Por diversas vezes eu errei, mas não desisti. Procure pessoas que te acolham e te inspirem. Ande com os grandes. A escolha do laboratório e da orientação faz toda a diferença. Estar ao lado de pessoas que acreditam em você e te estimulam a crescer torna tudo mais leve, mais possível e mais bonito. Permita-se errar, fazer perguntas e explorar caminhos novos. Ciência é isso: tentar, observar, rever, tentar de novo e, de repente, descobrir algo que antes você nem imaginava.
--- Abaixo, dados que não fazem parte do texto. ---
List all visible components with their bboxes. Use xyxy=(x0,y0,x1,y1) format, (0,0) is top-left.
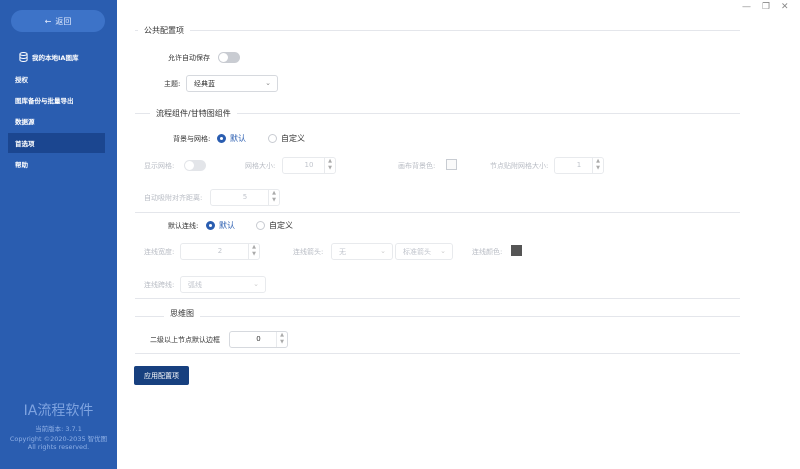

Outra coisa importante é valorizar suas conquistas, por menores que pareçam e mesmo que seus colegas não fiquem felizes por você. Cada coleta, cada resumo enviado, cada paciente indo embora motivado sem dor, cada leitura, cada gráfico ajustado representa um passo na sua formação.
Às vezes, a gente acha que só grandes resultados contam, mas na verdade é o conjunto de pequenas evoluções que constrói uma trajetória sólida. E, principalmente, se você é mulher e deseja seguir na pesquisa, saiba que seu lugar é aqui. A ciência brasileira precisa da nossa voz, da nossa sensibilidade, da nossa força e do nosso olhar. Somos capazes de produzir conhecimento de alto nível, liderar projetos e transformar realidades e merecemos ocupar esses espaços.
Eu comecei sem saber exatamente onde chegaria, mas dei o primeiro passo. E foi esse passo que abriu todas as portas que vieram depois. Então, confie no processo, busque boas oportunidades, cerque-se de boas pessoas e caminhe com propósito. Muitos estarão ali só pra te desmotivar, mas tenha sua essência e seu amor em mente. Tenha uma mente blindada e uma voz que ecoa na ciência.